Les semeurs d’illusions, qui ne cessent de vouloir démontrer au patron et aux pouvoirs publics que "l’usine est rentable", ne font que désarmer les travailleurs, les obligeant à céder, restructuration après restructuration, tout ce qu’ils avaient pu gagner dans les luttes passées.
Arrive un moment où les travailleurs se disent qu’il faut arracher le maximum avant la fermeture. Cette lucidité est souvent brocardée par les semeurs d’illusions, qui en sont encore à chercher un énième plan de sauvetage de l’usine, alors que les ouvriers veulent défendre leur dignité de travailleurs, en la faisant payer au prix le plus élevé.

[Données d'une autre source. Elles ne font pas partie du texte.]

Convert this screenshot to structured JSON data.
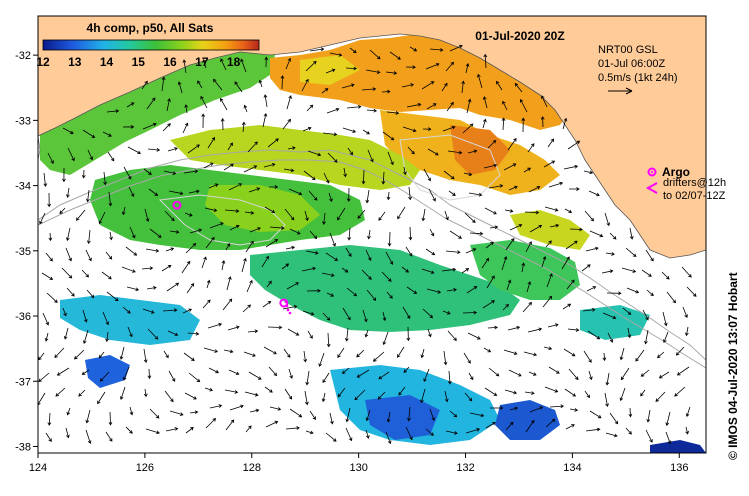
{
  "header": {
    "composite_label": "4h comp, p50, All Sats",
    "date_label": "01-Jul-2020 20Z"
  },
  "colorbar": {
    "ticks": [
      "12",
      "13",
      "14",
      "15",
      "16",
      "17",
      "18"
    ],
    "min": 12,
    "max": 18.8,
    "colors": [
      "#0a1a8c",
      "#1f5ce0",
      "#21b2e6",
      "#24c9a0",
      "#3bbf3a",
      "#8ad11d",
      "#e8d21a",
      "#f5a311",
      "#e8601a",
      "#b4261b"
    ]
  },
  "current_info": {
    "line1": "NRT00 GSL",
    "line2": "01-Jul 06:00Z",
    "line3": "0.5m/s (1kt 24h)"
  },
  "argo_legend": {
    "label": "Argo",
    "drifters_line1": "drifters@12h",
    "drifters_line2": "to 02/07-12Z",
    "marker_color": "#ff00ff"
  },
  "credit": "© IMOS 04-Jul-2020 13:07 Hobart",
  "axes": {
    "x_ticks": [
      "124",
      "126",
      "128",
      "130",
      "132",
      "134",
      "136"
    ],
    "y_ticks": [
      "-32",
      "-33",
      "-34",
      "-35",
      "-36",
      "-37",
      "-38"
    ],
    "lon_range": [
      124,
      136.5
    ],
    "lat_range": [
      -31.4,
      -38.1
    ]
  },
  "colors": {
    "land": "#ffcc99",
    "ocean": "#ffffff",
    "frame": "#000000"
  },
  "argo_floats": [
    {
      "lon": 126.6,
      "lat": -34.3
    },
    {
      "lon": 128.6,
      "lat": -35.8
    }
  ]
}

Les habitants de Givet, petite ville ouvrière durement frappée par la crise (20 % de chômeurs), ont témoigné de diverses manières leur solidarité active, y compris au moment critique où les grévistes ont brandi la menace de faire sauter l’usine.
La solidarité est venue également d’ailleurs, comme en témoignent les centaines de messages adressés aux grévistes. Nous publions l’un d’entre eux.
Des débats houleux ont souvent eu lieu dans les structures syndicales, opposant les tenants du syndicalisme "responsable", pour lesquels "on ne peut pas faire n’importe quoi", et les syndicalistes défendant une position de classe, refusant de condamner les formes de lutte des ouvriers de Cellatex, disant : "Ils ont raison, ils n’ont plus rien à perdre".
Les positions des responsables CGT fédéraux dépêchés sur place étaient forcément plus nuancées : "On les comprend mais, pour "désamorcer la bombe", il faut tout faire pour qu’une telle situation ne se reproduise jamais" ; "Nos méthodes de lutte n’ont pas changé, ce conflit n’a pas vocation à faire école".
Le porte-parole des Verts n’a pas hésité quant à lui à dénoncer les risques pour l’environnement que faisaient courir les grévistes.